Overview

Intra-nasal Ketorolac for Acute Ureteral Stent-associated Pain Following Ureteroscopy for Stone Disease

Status:
Not yet recruiting
Trial end date:
2024-12-31
Target enrollment:
0
Participant gender:
All
Summary
Objective: To improve quality-of-life and health care delivery to patients receiving ureteral stents. Specific Aims: Evaluate the feasibility, practicality, and qualitative outcomes of utilizing intra-nasal ketorolac in patients with indwelling ureteral stents (Phase I), followed by a randomized trial comparing two non-steroidal anti-inflammatory drugs, intra-nasal Ketorolac versus oral Diclofenac. Hypotheses: Due to its favorable pharmacokinetics in relieving acute pain, investigators expect improved pain scores and a lower rate of unplanned clinical encounters in patients receiving intra-nasal ketorolac compared to those taking oral diclofenac following ureteroscopic surgery for urolithiasis. Study Rationale: Following ureteroscopic management of urolithiasis, patient with indwelling ureter stents have higher levels of discomfort compared to those without a ureter stent. Prior studies showed that intramuscular Ketorolac at time of ureter stent removal decreased the incidence of unplanned clinical encounters.

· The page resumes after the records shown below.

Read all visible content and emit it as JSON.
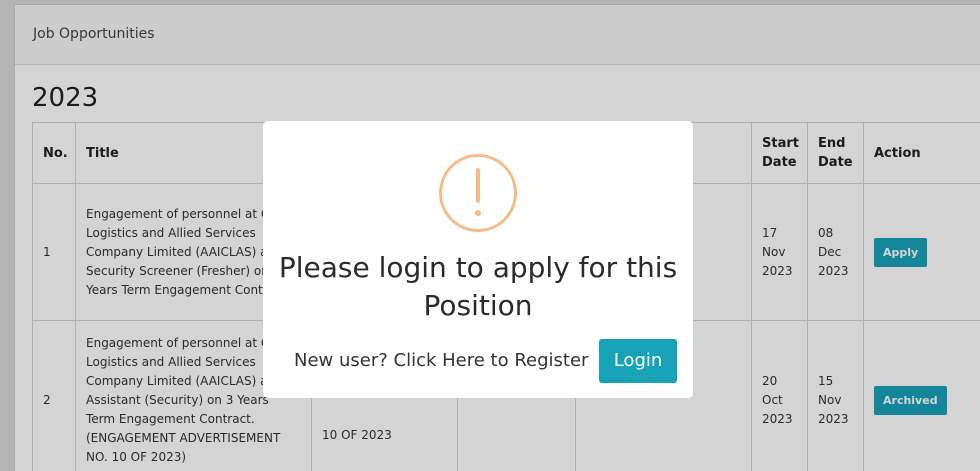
{
  "card": {
    "header_title": "Job Opportunities",
    "year": "2023"
  },
  "table": {
    "headers": [
      "No.",
      "Title",
      "",
      "",
      "",
      "Start Date",
      "End Date",
      "Action"
    ],
    "rows": [
      {
        "no": "1",
        "title": "Engagement of personnel at Cargo Logistics and Allied Services Company Limited (AAICLAS) as Security Screener (Fresher) on 3 Years Term Engagement Contract.",
        "ref": "",
        "file": "",
        "start_date": "17 Nov 2023",
        "end_date": "08 Dec 2023",
        "action": "Apply"
      },
      {
        "no": "2",
        "title": "Engagement of personnel at Cargo Logistics and Allied Services Company Limited (AAICLAS) as Assistant (Security) on 3 Years Term Engagement Contract. (ENGAGEMENT ADVERTISEMENT NO. 10 OF 2023)",
        "ref": "10 OF 2023",
        "file": "",
        "start_date": "20 Oct 2023",
        "end_date": "15 Nov 2023",
        "action": "Archived"
      }
    ]
  },
  "modal": {
    "icon": "warning-exclamation-icon",
    "title": "Please login to apply for this Position",
    "register_text": "New user? Click Here to Register",
    "login_label": "Login"
  },
  "colors": {
    "accent": "#17a2b8",
    "warning": "#f8bb86"
  }
}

Furthermore, onset of analgesic effect by intra-nasal ketorolac is faster than its oral form, and similar its intramuscular and intravenous counterparts.
Phase:
Phase 1/Phase 2
Accepts Healthy Volunteers?
No
Details
Lead Sponsor:
University of Texas Southwestern Medical Center
Collaborator:
assertio Therapeutics, Inc
Treatments:
Diclofenac
Ketorolac
Criteria
Inclusion Criteria:

- ≥18 years old

- English-speaking

- Candidate for unilateral ureteroscopy for treatment of urolithiasis

- Surgical plan includes placement of a ureteral stent

Exclusion Criteria:

- Pregnant/nursing, prisoners, cognitively impaired

- Solitary kidney

- Stone in transplant kidney

- Anatomic abnormalities (i.e., ureteral stricture, infundibular stenosis,
uretero-pelvic junction obstruction, horseshoe kidney, duplicated system)

- History of ureteral reconstruction

- History of nephrocalcinosis, medullary sponge kidney, cystinuria

- Immobility or relative immobility

- Planned staged ureteroscopy

- History of ureteral stent complication or poor tolerance or a ureteral stent

- Urinary tract infection or sepsis

- Current anticoagulation use (81 mg Aspirin permissible)

- NSAID contraindication (acute renal failure or chronic kidney disease, bleeding
disorders, allergic reaction to NSAIDs, ulcer disease, auto-immune disease)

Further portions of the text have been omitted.